Above is a paragraph from my first novel Smokescreen, which was published in 2000. Smokescreen is a story that traces the scientific life of a Latino, Eloy Córdova Santiago, from his small village at Lake Maracaibo in Venezuela, where he learns the secrets of the spirits of the forest, to the National Institutes of Health in Washington, D.C., where he studies Alzheimer”s disease and Huntington’s.

As a professor of biology at San Diego State University (SDSU), I am engaged in biological research. There is an element of creativity in scientific research, such as designing experiments so as to get the most information out of a study. Being a creative person, I have found that there are many outlets for my creativity other than science. Writing novels also requires creativity. Not only do you have to worry about making an interesting and believable plot, but you also have to develop characters that aren’t “flat,” or stereotypical. Using information that my scientific research has taught me, I was able to include this information in the creation of the characters that make up my story. The information that I included helped the characters seem more real, and I realized that the creativity I use in my scientific career led to information that I was able to use in my writing career.

Scientists don’t have to be men and women in white coats that are only interested in getting things done in the laboratory. Scientists have many talents that can be applied to other aspects of life, such as writing books or creating programs to help minority students in the sciences. I am currently administering the Minority Biomedical Research Support Program at SDSU, which trains minority students to become biomedical researchers.
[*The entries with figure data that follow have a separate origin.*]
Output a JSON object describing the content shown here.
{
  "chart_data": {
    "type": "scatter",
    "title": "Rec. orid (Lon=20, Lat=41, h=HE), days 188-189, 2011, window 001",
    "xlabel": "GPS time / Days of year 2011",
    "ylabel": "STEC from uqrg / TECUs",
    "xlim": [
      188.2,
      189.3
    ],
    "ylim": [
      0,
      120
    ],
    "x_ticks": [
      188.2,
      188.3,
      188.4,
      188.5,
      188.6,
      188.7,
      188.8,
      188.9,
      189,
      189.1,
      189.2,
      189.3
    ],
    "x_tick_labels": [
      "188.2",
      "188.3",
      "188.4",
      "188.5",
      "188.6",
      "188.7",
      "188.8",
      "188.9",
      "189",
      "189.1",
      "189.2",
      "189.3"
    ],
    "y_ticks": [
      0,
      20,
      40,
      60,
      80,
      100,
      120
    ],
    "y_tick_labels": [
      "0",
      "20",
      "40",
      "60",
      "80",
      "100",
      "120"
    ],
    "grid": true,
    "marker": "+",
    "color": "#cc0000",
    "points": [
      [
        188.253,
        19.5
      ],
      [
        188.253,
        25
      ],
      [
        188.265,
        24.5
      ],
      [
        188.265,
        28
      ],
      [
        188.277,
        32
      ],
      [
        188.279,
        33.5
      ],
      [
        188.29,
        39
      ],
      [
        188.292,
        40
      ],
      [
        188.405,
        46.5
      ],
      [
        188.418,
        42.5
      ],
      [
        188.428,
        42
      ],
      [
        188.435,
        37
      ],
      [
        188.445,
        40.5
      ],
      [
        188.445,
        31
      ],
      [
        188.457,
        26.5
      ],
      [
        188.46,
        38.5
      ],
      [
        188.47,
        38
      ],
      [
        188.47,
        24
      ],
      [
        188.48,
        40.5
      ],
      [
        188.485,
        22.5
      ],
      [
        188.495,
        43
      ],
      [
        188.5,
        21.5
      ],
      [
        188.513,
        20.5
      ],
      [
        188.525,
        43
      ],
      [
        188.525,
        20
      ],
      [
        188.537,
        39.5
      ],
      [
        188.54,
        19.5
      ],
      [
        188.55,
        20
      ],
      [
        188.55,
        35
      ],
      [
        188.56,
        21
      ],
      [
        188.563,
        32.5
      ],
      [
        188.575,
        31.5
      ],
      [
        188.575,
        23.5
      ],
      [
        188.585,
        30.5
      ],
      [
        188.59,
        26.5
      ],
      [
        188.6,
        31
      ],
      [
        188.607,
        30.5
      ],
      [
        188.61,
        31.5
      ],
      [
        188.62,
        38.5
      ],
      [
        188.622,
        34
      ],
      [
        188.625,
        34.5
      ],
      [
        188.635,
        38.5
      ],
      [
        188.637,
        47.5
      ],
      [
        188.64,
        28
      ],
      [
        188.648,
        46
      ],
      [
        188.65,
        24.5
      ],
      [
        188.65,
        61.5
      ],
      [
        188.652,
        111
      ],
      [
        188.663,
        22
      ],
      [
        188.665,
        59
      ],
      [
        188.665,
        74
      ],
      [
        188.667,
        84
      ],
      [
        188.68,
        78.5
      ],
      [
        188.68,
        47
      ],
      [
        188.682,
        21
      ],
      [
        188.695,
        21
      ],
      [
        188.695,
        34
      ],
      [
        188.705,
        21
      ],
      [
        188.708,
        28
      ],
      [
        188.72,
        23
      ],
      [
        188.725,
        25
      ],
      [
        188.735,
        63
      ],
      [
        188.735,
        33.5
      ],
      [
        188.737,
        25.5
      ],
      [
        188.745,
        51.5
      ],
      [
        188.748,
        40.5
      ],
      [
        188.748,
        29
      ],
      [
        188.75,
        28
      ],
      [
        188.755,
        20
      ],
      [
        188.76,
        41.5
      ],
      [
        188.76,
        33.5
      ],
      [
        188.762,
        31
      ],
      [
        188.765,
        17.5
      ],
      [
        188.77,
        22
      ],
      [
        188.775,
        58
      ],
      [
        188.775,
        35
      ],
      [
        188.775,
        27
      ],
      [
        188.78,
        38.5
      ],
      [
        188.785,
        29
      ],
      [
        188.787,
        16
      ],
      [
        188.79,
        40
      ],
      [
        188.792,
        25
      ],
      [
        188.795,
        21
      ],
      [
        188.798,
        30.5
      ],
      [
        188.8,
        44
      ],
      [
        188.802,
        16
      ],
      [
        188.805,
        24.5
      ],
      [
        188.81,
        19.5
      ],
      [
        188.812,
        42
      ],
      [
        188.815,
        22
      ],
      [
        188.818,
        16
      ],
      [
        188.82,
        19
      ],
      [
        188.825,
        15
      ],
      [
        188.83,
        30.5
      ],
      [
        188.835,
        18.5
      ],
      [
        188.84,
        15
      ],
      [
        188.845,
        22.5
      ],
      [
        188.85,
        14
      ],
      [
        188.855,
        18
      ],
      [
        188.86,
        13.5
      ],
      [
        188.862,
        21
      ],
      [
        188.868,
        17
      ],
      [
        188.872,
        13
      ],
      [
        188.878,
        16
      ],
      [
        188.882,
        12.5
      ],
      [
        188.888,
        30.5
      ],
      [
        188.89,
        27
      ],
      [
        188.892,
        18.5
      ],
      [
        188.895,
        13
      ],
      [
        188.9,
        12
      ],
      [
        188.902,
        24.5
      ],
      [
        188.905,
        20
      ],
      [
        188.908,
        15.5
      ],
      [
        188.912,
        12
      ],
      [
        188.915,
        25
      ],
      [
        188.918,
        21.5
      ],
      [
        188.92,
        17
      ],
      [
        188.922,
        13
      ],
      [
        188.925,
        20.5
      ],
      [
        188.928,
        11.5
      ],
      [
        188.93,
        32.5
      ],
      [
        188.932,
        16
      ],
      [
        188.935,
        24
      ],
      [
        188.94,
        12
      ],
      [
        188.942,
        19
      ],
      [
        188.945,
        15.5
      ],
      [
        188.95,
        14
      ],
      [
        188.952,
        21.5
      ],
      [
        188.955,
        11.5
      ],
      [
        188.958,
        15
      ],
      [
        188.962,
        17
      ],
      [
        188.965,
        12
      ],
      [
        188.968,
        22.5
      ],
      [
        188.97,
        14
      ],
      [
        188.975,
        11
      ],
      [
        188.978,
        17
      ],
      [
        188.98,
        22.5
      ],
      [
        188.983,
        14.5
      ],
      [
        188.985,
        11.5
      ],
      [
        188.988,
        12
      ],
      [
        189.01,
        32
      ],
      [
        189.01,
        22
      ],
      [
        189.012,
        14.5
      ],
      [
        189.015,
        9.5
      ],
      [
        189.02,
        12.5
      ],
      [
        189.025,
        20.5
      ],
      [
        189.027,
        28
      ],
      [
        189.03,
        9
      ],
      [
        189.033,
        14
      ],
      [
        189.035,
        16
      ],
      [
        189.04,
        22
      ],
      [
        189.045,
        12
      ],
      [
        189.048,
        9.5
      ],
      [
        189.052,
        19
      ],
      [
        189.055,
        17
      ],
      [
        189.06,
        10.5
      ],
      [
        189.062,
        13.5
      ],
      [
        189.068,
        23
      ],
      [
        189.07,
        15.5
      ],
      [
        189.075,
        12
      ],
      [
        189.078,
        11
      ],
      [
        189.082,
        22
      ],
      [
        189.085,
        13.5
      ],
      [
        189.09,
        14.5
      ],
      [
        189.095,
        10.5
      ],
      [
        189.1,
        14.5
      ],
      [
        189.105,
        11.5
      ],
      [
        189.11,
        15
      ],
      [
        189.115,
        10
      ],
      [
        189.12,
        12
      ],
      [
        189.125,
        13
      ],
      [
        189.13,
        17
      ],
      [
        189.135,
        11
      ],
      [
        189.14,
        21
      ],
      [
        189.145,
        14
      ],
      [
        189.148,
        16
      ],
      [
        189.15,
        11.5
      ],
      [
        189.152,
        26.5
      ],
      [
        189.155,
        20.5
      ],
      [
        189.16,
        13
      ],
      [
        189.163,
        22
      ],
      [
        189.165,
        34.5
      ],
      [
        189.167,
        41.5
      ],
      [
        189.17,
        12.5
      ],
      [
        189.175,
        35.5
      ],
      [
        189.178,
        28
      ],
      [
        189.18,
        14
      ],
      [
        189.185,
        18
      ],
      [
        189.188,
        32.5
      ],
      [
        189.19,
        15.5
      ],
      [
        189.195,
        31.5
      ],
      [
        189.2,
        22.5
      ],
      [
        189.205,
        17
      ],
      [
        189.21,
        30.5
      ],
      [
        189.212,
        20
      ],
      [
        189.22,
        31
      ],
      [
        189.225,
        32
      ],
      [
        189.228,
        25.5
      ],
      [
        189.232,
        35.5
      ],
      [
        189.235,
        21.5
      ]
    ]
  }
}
I have also used my talents to branch out into other areas. I am the president and owner of Bookmark Publishers, and I also write textbooks designed to bring biological literacy to students while including profiles of scientists from all ethnic backgrounds.

As a professor of biology, I teach students about biology. There is an element of creativity in the teaching of science. When teaching students about the process of how science works, I feel it necessary to encourage creativity and curiosity because with them one can become a successful scientist, for the more curious you are about things, the more creative you will be in the investigation of these things. However, one method of teaching may reach one type of student, while at the same time do nothing for another type of student. Therefore, to stay focused on the goal of getting students interested in science, I need to be creative in the way that I present the material. By making the material interesting to as many students as possible, I hope to encourage students to pursue scientific careers so as to understand the way the world works.

Overall, I have dedicated my life to developing programs to encourage minority students to think of science as a career option. My goal is to provide opportunities for talented students to discover their interests and abilities. And I hope to be viewed as a role model that is not just a scientist, but as a person of many talents and occupations as well.